Menakar Skenario Penyelesaian Polis Jiwasraya
Skema penyelesaian kasus Jiwasraya terus bergulir dengan cepat. Pemerintah telah memutuskan membentuk IFG Life sebagai entitas baru bisnis asuransi jiwa untuk menampung migrasi ex pemegang polis Jiwasraya yang setuju dengan program restrukturisasi, juga sekaligus membesarkan entitas ini sebagai kekuatan baru bisnis pelat merah untuk menggarap ceruk pasar asuransi jiwa domestik yang masih terbuka lebar . Apakah skenario ini bisa berjalan mulus?
Diketahui bersama Jiwasraya mengalami kondisi collapse akibat mismanagement yang terjadi sejak 2008. Hal tersebut tergambar dari penerbitan produk asuransi yang bersifat investasi dan bergaransi bunga tinggi untuk memenuhi likuiditas. Lalu, penerbitan Produk Tradisional dengan skema garansi jangka panjang (s.d 14% net).

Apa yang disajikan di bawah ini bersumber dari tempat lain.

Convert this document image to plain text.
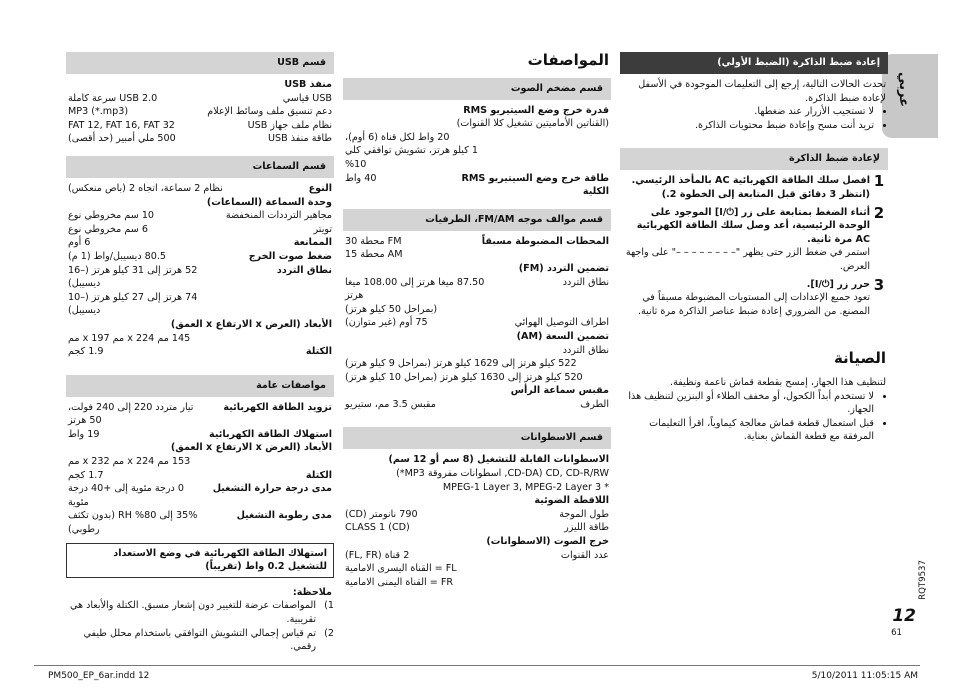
عربي
RQT9537
12
61
إعادة ضبط الذاكرة (الضبط الأولي)
تحدث الحالات التالية، إرجع إلى التعليمات الموجودة في الأسفل لإعادة ضبط الذاكرة.
• لا تستجيب الأزرار عند ضغطها.
• تريد أنت مسح وإعادة ضبط محتويات الذاكرة.
لإعادة ضبط الذاكرة
1
افصل سلك الطاقة الكهربائية AC بالمأخذ الرئيسي. (انتظر 3 دقائق قبل المتابعة إلى الخطوة 2.)
2
أثناء الضغط بمتابعة على زر [⏻/I] الموجود على الوحدة الرئيسية، أعد وصل سلك الطاقة الكهربائية AC مرة ثانية.
استمر في ضغط الزر حتى يظهر "– – – – – – – –" على واجهة العرض.
3
حرر زر [⏻/I].
تعود جميع الإعدادات إلى المستويات المضبوطة مسبقاً في المصنع. من الضروري إعادة ضبط عناصر الذاكرة مرة ثانية.
الصيانة
لتنظيف هذا الجهاز، إمسح بقطعة قماش ناعمة ونظيفة.
• لا تستخدم أبداً الكحول، أو مخفف الطلاء أو البنزين لتنظيف هذا الجهاز.
• قبل استعمال قطعة قماش معالجة كيماوياً، اقرأ التعليمات المرفقة مع قطعة القماش بعناية.
المواصفات
قسم مضخم الصوت
قدرة خرج وضع السيتيريو RMS
(القناتين الأماميتين تشغيل كلا القنوات)
20 واط لكل قناة (6 أوم)،
1 كيلو هرتز، تشويش توافقي كلي 10%
طاقة خرج وضع السيتيريو RMS الكلية
40 واط
قسم موالف موجه FM/AM، الطرفيات
المحطات المضبوطة مسبقاً
FM محطة 30
AM محطة 15
تضمين التردد (FM)
نطاق التردد
87.50 ميغا هرتز إلى 108.00 ميغا هرتز
(بمراحل 50 كيلو هرتز)
اطراف التوصيل الهوائي
75 أوم (غير متوازن)
تضمين السعة (AM)
نطاق التردد
522 كيلو هرتز إلى 1629 كيلو هرتز (بمراحل 9 كيلو هرتز)
520 كيلو هرتز إلى 1630 كيلو هرتز (بمراحل 10 كيلو هرتز)
مقبس سماعة الرأس
الطرف
مقبس 3.5 مم، ستيريو
قسم الاسطوانات
الاسطوانات القابلة للتشغيل (8 سم أو 12 سم)
CD, CD-R/RW (CD-DA, اسطوانات مفروقة MP3*)
* MPEG-1 Layer 3, MPEG-2 Layer 3
اللاقطة الضوئية
طول الموجة
790 نانومتر (CD)
طاقة الليزر
CLASS 1 (CD)
خرج الصوت (الاسطوانات)
عدد القنوات
2 قناة (FL, FR)
FL = القناة اليسرى الامامية
FR = القناة اليمنى الامامية
قسم USB
منفذ USB
USB قياسي
USB 2.0 سرعة كاملة
دعم تنسيق ملف وسائط الإعلام
MP3 (*.mp3)
نظام ملف جهاز USB
FAT 12, FAT 16, FAT 32
طاقة منفذ USB
500 ملي أمبير (حد أقصى)
قسم السماعات
النوع
نظام 2 سماعة، اتجاه 2 (باص منعكس)
وحدة السماعة (السماعات)
مجاهير الترددات المنخفضة
10 سم مخروطي نوع
تويتر
6 سم مخروطي نوع
الممانعة
6 أوم
ضغط صوت الخرج
80.5 ديسيبل/واط (1 م)
نطاق التردد
52 هرتز إلى 31 كيلو هرتز (–16 ديسيبل)
74 هرتز إلى 27 كيلو هرتز (–10 ديسيبل)
الأبعاد (العرض x الارتفاع x العمق)
145 مم x 224 مم x 197 مم
الكتلة
1.9 كجم
مواصفات عامة
تزويد الطاقة الكهربائية
تيار متردد 220 إلى 240 فولت، 50 هرتز
استهلاك الطاقة الكهربائية
19 واط
الأبعاد (العرض x الارتفاع x العمق)
153 مم x 224 مم x 232 مم
الكتلة
1.7 كجم
مدى درجة حرارة التشغيل
0 درجة مئوية إلى +40 درجة مئوية
مدى رطوبة التشغيل
35% إلى 80% RH (بدون تكثف رطوبي)
استهلاك الطاقة الكهربائية في وضع الاستعداد للتشغيل 0.2 واط (تقريباً)
ملاحظة:
1)
المواصفات عرضة للتغيير دون إشعار مسبق. الكتلة والأبعاد هي تقريبية.
2)
تم قياس إجمالي التشويش التوافقي باستخدام محلل طيفي رقمي.
PM500_EP_6ar.indd 12	5/10/2011 11:05:15 AM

Selain itu, tergambar juga model bisnis yang merugikan sepanjang usia produk, semisal produk Savings Plan yang ditawarkan melalui bancassurance dengan Guaranteed Return sebesar 6% – 10,35% net per tahun selama masa 2008 – 2018, dengan periode pencairan setiap tahun. Melalui guaranteed return yang ditawarkan dan saat itu lebih tinggi dari pertumbuhan IHSG dan yield Obligasi serta dapat dicairkan setiap tahun, maka Jiwasraya terus terkena risiko pasar selama 2008 – 2018.
Pada periode tersebut Jiwasraya banyak melakukan investasi pada asset high risk untuk mengejar high return. Pada laporan keuangan 2018 di mana porsi saham: 22,4% (IDR5,7 triliun ) dari jumlah aset finansial, dan hanya 5% diinvestasikan pada saham LQ45.
Sementara porsi Reksadana 59,1% (IDR 14,9 triliun) dari jumlah aset finansial, di mana hanya 2% yang dikelola oleh Top Tier manajer investasi di Indonesia.
Kondisi di atas menyebabkan mayoritas aset investasi yang dimiliki saat ini tidak memiliki nilai dan tidak liquid. Produk Saving Plan harus diberhentikan penjualannya karena sudah gagal bayar dan sudah bersifat Ponzi. Penurunan kepercayaan nasabah terhadap produk Saving Plan menyebabkan naiknya pencairan dan penurunan penjualan Tidak ada backup asset yang cukup untuk memenuhi kewajiban dengan Rasio Kecukupan Investasi hanya 28% di 2017.
Pengelolaan aset yang buruk dan pengelolaan produk yang tidak optimal menyebabkan Jiwasraya memiliki ekuitas negatif sebesar Rp 38,5 trilyun per September 2020.
Lewat Dasar Hukum Restrukturisasi: UU No.40 Tahun 2014 tentang Perasuransian dan POJK No. 71 Tahun 2016 tentang Kesehatan Keuangan Perusahaan Asuransi dan Perusahaan Reasuransi, pertama, tujuan program restrukturisasi adalah menghentikan kerugian besar yang dialami Jiwasraya akibat pemberian jaminan (bunga) yang tinggi dengan tenor panjang, dampak dari polis lama.